4 Core Business Principles You Might be Overlooking
Growing your business is possible for every industry, but if your company has hit a plateau you could benefit from a refresh in your corporate strategy.
In Scaling Up, Verne Harnish gives guidance on the four simple principles that can help you become part of the four percent of top earners in the business world. These are patterned after the habits that the famous John D. Rockefeller, widely considered the richest man in modern history, used to successfully execute his growth strategies.
- People
- Strategy
- Execution
- Cash
1. People: Creating the right team to execute your growth strategy
The people you hire to lead your company must be capable of doing so. Scaling up your business begins with putting the best leaders in positions so they can do what is needed to move your growth strategy forward while staying true to the core principles of your company.
When you add people to your leadership team, the complexity of your company can increase dramatically, according to Harnish. That is why picking great leaders to fill key positions and providing them with team members with similar abilities will save time and energy. Your leadership will be set up to work with teams who are up to performing the tasks assigned to them.

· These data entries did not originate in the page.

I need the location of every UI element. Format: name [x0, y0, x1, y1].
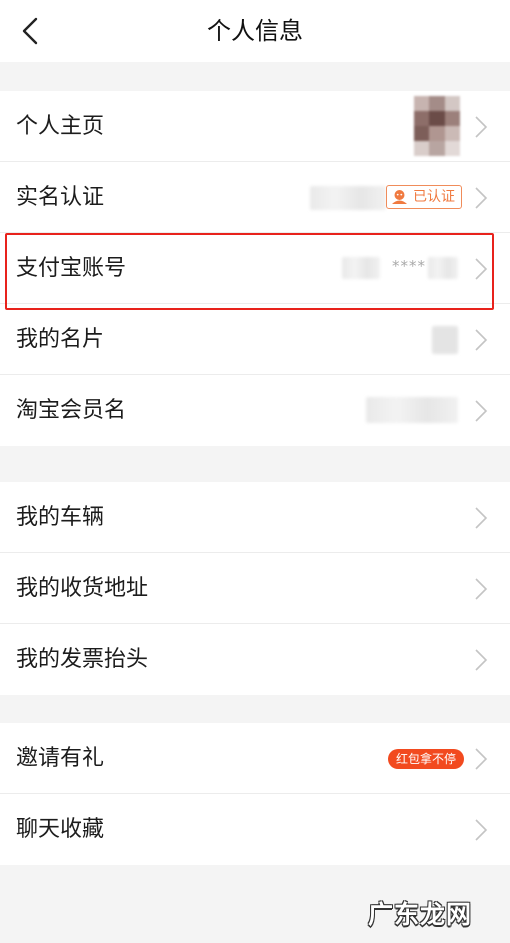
row-business-card[interactable]: 我的名片 [0, 304, 510, 375]
shipping-address-label: 我的收货地址 [16, 576, 149, 601]
verified-badge: 已认证 [386, 185, 462, 209]
row-taobao-name[interactable]: 淘宝会员名 [0, 375, 510, 446]
verified-person-icon [392, 190, 407, 204]
avatar [414, 96, 460, 156]
blurred-account-suffix [428, 257, 458, 279]
services-group: 我的车辆 我的收货地址 我的发票抬头 [0, 482, 510, 695]
chevron-right-icon [475, 578, 488, 600]
page-title: 个人信息 [207, 17, 303, 45]
chevron-right-icon [475, 329, 488, 351]
row-invite-rewards[interactable]: 邀请有礼 红包拿不停 [0, 723, 510, 794]
row-invoice-title[interactable]: 我的发票抬头 [0, 624, 510, 695]
chevron-right-icon [475, 507, 488, 529]
row-homepage[interactable]: 个人主页 [0, 91, 510, 162]
top-nav-bar: 个人信息 [0, 0, 510, 62]
chat-favorites-label: 聊天收藏 [16, 817, 105, 842]
chevron-right-icon [475, 649, 488, 671]
chevron-right-icon [475, 187, 488, 209]
my-vehicles-label: 我的车辆 [16, 505, 105, 530]
business-card-label: 我的名片 [16, 327, 105, 352]
masked-account-text: **** [392, 257, 426, 275]
row-inner: 我的收货地址 [16, 553, 510, 623]
invite-rewards-label: 邀请有礼 [16, 746, 105, 771]
row-alipay-account[interactable]: 支付宝账号 **** [0, 233, 510, 304]
profile-info-group: 个人主页 实名认证 已认证 支付宝账号 **** 我的名片 淘宝会员名 [0, 91, 510, 446]
homepage-label: 个人主页 [16, 114, 105, 139]
row-chat-favorites[interactable]: 聊天收藏 [0, 794, 510, 865]
row-inner: 我的车辆 [16, 482, 510, 552]
chevron-right-icon [475, 400, 488, 422]
blurred-name [310, 186, 386, 210]
row-shipping-address[interactable]: 我的收货地址 [0, 553, 510, 624]
blurred-account-prefix [342, 257, 380, 279]
blurred-taobao-name [366, 397, 458, 423]
row-inner: 聊天收藏 [16, 794, 510, 865]
row-my-vehicles[interactable]: 我的车辆 [0, 482, 510, 553]
chevron-right-icon [475, 748, 488, 770]
red-packet-badge: 红包拿不停 [387, 749, 464, 769]
chevron-right-icon [475, 116, 488, 138]
chevron-right-icon [475, 819, 488, 841]
row-inner: 我的发票抬头 [16, 624, 510, 695]
misc-group: 邀请有礼 红包拿不停 聊天收藏 [0, 723, 510, 865]
row-realname[interactable]: 实名认证 已认证 [0, 162, 510, 233]
realname-label: 实名认证 [16, 185, 105, 210]
taobao-name-label: 淘宝会员名 [16, 398, 127, 423]
chevron-right-icon [475, 258, 488, 280]
qr-code-thumbnail [432, 326, 458, 354]
alipay-account-label: 支付宝账号 [16, 256, 127, 281]
verified-badge-text: 已认证 [413, 189, 455, 205]
invoice-title-label: 我的发票抬头 [16, 647, 149, 672]
watermark: 广东龙网 [367, 900, 472, 929]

Harnish also emphasizes paying people what they are worth instead of adhering to an industry pay scale or some other artificial method of compensation. Putting the best people in leadership roles and delegating responsibilities to them means paying them what they deserve – based on the value they provide to the business.

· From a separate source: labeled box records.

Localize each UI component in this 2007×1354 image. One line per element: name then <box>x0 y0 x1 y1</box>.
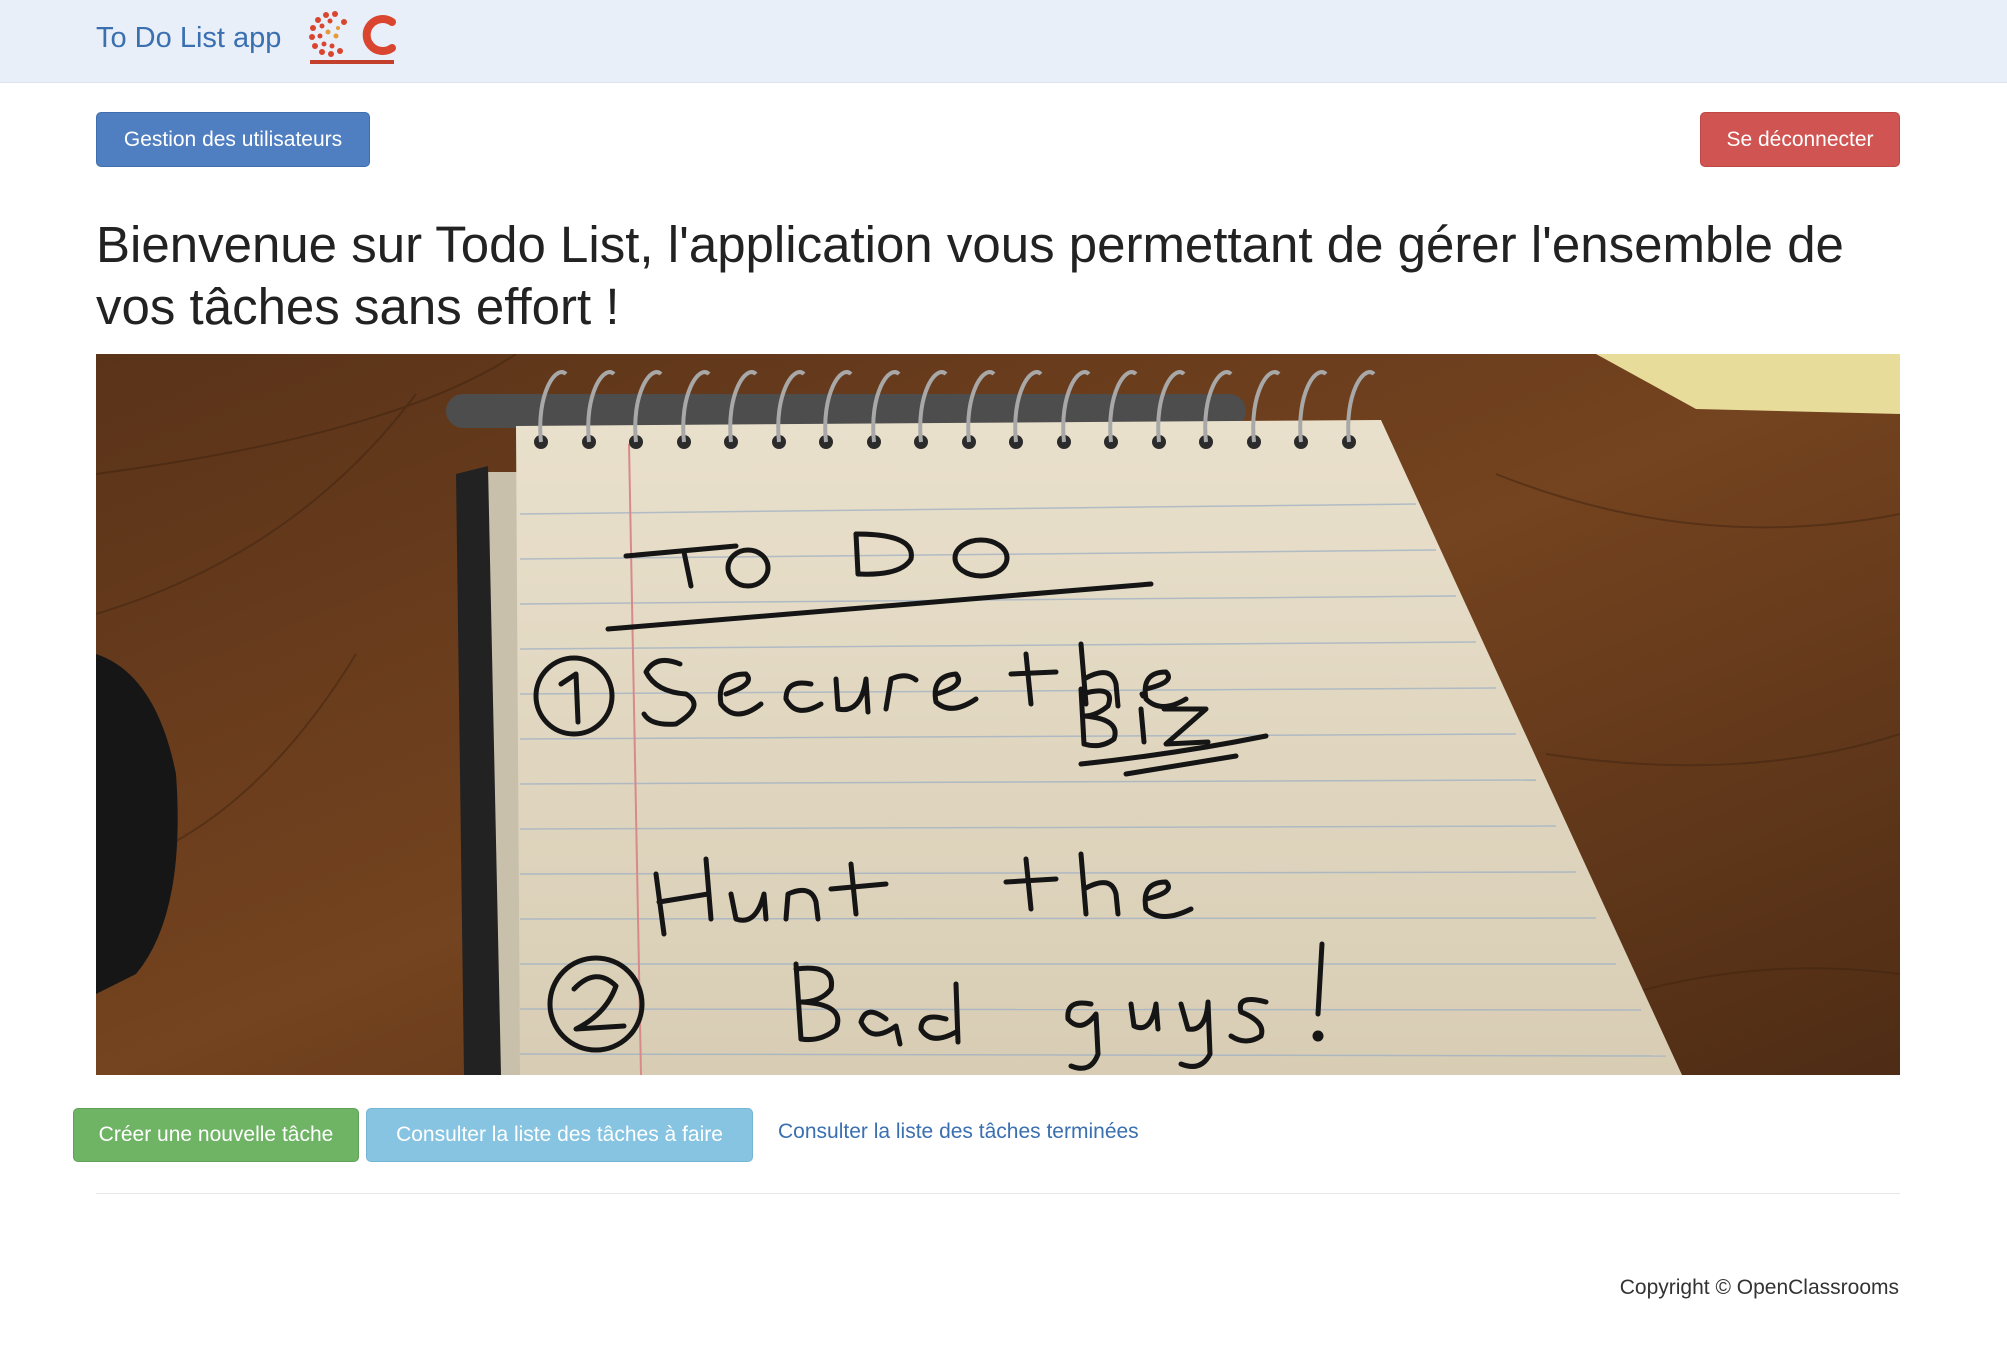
openclassrooms-logo-icon <box>304 6 400 68</box>
navbar: To Do List app <box>0 0 2007 83</box>
todo-notepad-photo <box>96 354 1900 1075</box>
logout-button[interactable]: Se déconnecter <box>1700 112 1900 167</box>
page-title: Bienvenue sur Todo List, l'application v… <box>96 216 1844 335</box>
manage-users-button[interactable]: Gestion des utilisateurs <box>96 112 370 167</box>
done-list-link[interactable]: Consulter la liste des tâches terminées <box>778 1120 1139 1144</box>
separator <box>96 1193 1900 1194</box>
footer-copyright: Copyright © OpenClassrooms <box>1619 1276 1899 1299</box>
create-task-button[interactable]: Créer une nouvelle tâche <box>73 1108 359 1162</box>
brand-link[interactable]: To Do List app <box>96 22 281 55</box>
todo-list-button[interactable]: Consulter la liste des tâches à faire <box>366 1108 753 1162</box>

2. Strategy: Stick with what you know
Understand your company’s core values and stay true to them when creating a strategy to scale up your business.
For example, if you’ve had success with one location or franchise unit, you can grow that business by opening additional locations or territories. Since you’ve already invested in learning what it takes to be successful, you can apply those same principles in new growth. And once you open additional locations, it doesn’t require that you personally take on the management responsibilities. If you’ve set up the business efficiently, your management team from the first location can be given more responsibility for the second location.
By staying true to your company’s core values that made it a success in the first place, and by training your leadership team to implement and adhere to those values, multiple locations can be established with the same opportunities for success. Reward managers with generous bonuses and other incentives for meeting performance goals at the new locations, which will help ensure your growth strategies are implemented according to plan.
3. Execution: Keeping your leadership team on track
Every member of your leadership team who is involved in executing the strategy to scale up your company must have a quantitatively defined goal.
Quantifying your company’s objectives provides you with a means of measuring performance, and it makes your entire team accountable for performance. Harnish stresses that it’s impossible to determine if you’re on the right track unless there is some way to measure your results.
Next, these measurable goals must be clearly communicated to the teams responsible to meeting them. Scale Up emphasizes the importance of giving your team members a standard they must achieve, and a sense of accountability that can be instilled and maintained by your managers.
4. Cash: Success may depend upon how quickly your money returns to you
The final core principle in Scale Up deals with something Harnish refers to as the “cash acceleration strategies.” Making improvements in your operations to shorten the time between when you dispense money until the cash returns to you after delivery of the product and payment by the customer is critical.
The “cash conversion cycle” or CCC is an invaluable metric to calculate as part of this process. Since you don’t make money waiting to get paid, streamlining the process by which goods or services are created and delivered to the customer will help improve your cash flow more quickly.